Though two justices had to explain their concurring opinions, the court issued a 9-0 ruling

The Supreme Court of Canada (SCC) has ruled that individuals who share computers have a reasonable expectation of privacy, in a 9-0 decision.

Canada’s highest court was forced to rule on the matter in a child pornography case, in which the spouse of Thomas Reeves — an individual believed to have child pornography on a shared computer — allowed a police officer to seize and search the computer without a valid warrant.

Reeves’s spouse signed a consent form allowing the officer to take the computer. The officer then detained the device for over four months without searching it, also failing to properly report the seizure to a justice.

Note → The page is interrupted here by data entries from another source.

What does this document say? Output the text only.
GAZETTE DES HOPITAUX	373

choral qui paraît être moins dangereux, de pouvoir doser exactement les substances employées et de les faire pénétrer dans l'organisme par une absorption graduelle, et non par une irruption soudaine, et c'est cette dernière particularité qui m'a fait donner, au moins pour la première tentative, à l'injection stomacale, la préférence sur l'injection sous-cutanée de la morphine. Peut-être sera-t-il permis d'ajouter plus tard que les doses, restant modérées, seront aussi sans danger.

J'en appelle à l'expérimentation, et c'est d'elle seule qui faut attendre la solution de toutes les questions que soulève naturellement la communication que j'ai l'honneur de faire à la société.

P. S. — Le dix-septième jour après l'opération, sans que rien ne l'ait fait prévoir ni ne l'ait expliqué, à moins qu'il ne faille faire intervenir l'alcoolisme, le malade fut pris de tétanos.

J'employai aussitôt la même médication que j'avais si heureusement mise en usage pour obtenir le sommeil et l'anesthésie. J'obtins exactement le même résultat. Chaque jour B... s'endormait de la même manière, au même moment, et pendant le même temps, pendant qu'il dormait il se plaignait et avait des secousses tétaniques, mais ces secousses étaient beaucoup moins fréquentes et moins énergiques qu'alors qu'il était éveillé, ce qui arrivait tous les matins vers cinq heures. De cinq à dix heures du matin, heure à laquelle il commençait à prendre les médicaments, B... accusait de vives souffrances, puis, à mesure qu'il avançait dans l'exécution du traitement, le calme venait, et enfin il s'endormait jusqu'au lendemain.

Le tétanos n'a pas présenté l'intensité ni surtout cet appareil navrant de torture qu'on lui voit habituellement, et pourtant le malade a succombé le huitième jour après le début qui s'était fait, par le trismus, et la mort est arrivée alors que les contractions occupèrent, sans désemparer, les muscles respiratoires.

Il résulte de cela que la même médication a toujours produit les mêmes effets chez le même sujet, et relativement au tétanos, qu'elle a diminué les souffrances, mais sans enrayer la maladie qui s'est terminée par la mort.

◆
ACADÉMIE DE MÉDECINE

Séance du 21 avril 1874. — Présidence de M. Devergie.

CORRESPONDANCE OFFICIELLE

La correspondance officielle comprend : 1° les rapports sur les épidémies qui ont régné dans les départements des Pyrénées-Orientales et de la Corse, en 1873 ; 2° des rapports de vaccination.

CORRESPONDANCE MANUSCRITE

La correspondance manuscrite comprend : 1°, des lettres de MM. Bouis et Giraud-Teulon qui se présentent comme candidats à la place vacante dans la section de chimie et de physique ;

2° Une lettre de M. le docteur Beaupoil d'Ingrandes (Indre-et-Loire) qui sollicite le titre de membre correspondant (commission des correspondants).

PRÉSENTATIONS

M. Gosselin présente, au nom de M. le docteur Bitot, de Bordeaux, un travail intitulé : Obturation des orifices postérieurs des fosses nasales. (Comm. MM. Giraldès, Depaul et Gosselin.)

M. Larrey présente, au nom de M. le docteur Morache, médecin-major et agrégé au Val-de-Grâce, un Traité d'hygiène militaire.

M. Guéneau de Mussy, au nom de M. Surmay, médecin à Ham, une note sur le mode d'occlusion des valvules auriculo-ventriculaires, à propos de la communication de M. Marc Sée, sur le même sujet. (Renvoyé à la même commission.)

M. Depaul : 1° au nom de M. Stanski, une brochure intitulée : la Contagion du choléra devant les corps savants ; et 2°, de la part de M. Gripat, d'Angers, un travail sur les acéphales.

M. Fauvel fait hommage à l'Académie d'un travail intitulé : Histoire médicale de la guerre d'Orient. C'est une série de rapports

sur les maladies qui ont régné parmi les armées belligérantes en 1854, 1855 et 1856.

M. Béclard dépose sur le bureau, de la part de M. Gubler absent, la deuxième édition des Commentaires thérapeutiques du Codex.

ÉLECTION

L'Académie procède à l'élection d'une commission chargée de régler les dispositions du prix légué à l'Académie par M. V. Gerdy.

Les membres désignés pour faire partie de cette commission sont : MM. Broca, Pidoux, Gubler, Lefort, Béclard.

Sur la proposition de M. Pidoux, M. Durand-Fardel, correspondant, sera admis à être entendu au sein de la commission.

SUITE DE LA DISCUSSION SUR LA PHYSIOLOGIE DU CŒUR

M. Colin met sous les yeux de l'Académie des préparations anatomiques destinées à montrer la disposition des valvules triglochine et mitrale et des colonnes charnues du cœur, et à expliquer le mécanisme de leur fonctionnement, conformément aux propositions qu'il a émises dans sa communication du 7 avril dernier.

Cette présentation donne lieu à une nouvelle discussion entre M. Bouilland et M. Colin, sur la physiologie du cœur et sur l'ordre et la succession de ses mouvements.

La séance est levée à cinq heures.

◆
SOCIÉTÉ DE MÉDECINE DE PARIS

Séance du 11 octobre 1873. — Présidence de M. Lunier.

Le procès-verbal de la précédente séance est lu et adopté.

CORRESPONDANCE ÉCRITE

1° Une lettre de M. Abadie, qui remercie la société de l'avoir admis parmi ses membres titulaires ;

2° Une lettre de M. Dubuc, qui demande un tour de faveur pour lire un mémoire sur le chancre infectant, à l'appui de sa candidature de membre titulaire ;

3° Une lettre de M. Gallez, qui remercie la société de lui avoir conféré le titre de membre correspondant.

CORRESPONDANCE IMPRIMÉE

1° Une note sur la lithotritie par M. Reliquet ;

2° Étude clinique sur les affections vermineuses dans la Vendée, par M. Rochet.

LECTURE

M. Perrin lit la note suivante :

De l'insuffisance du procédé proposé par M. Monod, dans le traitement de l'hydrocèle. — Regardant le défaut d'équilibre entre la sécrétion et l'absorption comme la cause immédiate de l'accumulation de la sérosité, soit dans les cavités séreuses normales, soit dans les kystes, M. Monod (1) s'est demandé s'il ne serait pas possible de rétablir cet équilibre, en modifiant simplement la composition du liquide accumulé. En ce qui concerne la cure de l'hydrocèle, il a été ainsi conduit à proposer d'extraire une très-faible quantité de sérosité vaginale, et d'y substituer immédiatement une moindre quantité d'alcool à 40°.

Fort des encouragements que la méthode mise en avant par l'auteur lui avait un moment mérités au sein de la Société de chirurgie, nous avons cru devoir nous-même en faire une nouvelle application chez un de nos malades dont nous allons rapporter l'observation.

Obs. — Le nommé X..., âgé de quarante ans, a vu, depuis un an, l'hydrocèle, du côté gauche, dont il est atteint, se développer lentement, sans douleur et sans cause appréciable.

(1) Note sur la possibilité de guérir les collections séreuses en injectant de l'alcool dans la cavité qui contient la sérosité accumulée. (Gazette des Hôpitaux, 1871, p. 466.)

Once police obtained a warrant, they discovered 140 images and 22 videos of child pornography.

Reeves was charged for possessing and accessing child pornography, but successfully filed an application to exclude the evidence, arguing that his section eight Charter right to be secure against unreasonable search or seizure had been violated, and was acquitted.

A Court of Appeal later ordered a new trial, choosing to set aside the order to exclude the evidence found on the computer shared by Reeves and his spouse.

However, as per a December 13th, 2018 decision penned by puisne justice Andromache Karakatsanis, the SCC has now ruled that the evidence should ultimately be excluded and that the acquittal be restored.

“Although the computer was shared, Reeves maintained a reasonable expectation of privacy in it,” reads an excerpt from the December 13th ruling.

“The consent of the accused’s spouse did not nullify his reasonable expectation of privacy, or operate to waive his Charter rights in the computer. The warrantless seizure of the computer and the search of it without a valid warrant were unreasonable, and the admission of the child pornography evidence would bring the administration of justice into disrepute.”

Karakatsanis further wrote that shared control over a single computer does not equal no control at all.

“By choosing to share a computer with others, people do not relinquish their right to be protected from the unreasonable seizure of it by the state,” wrote Karakatsanis, for the majority.

“By choosing to share their computers with friends and family, Canadians are not required to give up their Charter protection from state interference in their private lives, and to accept that their friends and family can unilaterally authorize police to take things that they share.”

Majority agreement, with additional comments

It’s worth noting that while puisne justice Suzanne Côté agreed with the majority, she added that she disagreed that the issue “of the entry into the home should not be addressed and that the police removal of the computer was unlawful.”

According to Côté, police shouldn’t require the consent of every individual who shares a dwelling before entering a home, stating that such a rule would be “entirely unworkable.”

Côté outlined specific instances that police can enter a shared dwelling without obtaining the consent of everyone who shares a home.

“The consenting person must have the authority to consent; the consent must be limited to shared places or things; the consent must be informed and voluntary; and the police must respect the limits of the consent, which is freely revocable at any point during the entry or search,” wrote Côté.

Despite her disagreements, Côté nonetheless stated that the evidence should be excluded because the police failed to adequately comply with portions of the Criminal Code of Canada “by improperly detaining the computer and the fact that the search warrant was ultimately found to be invalid.”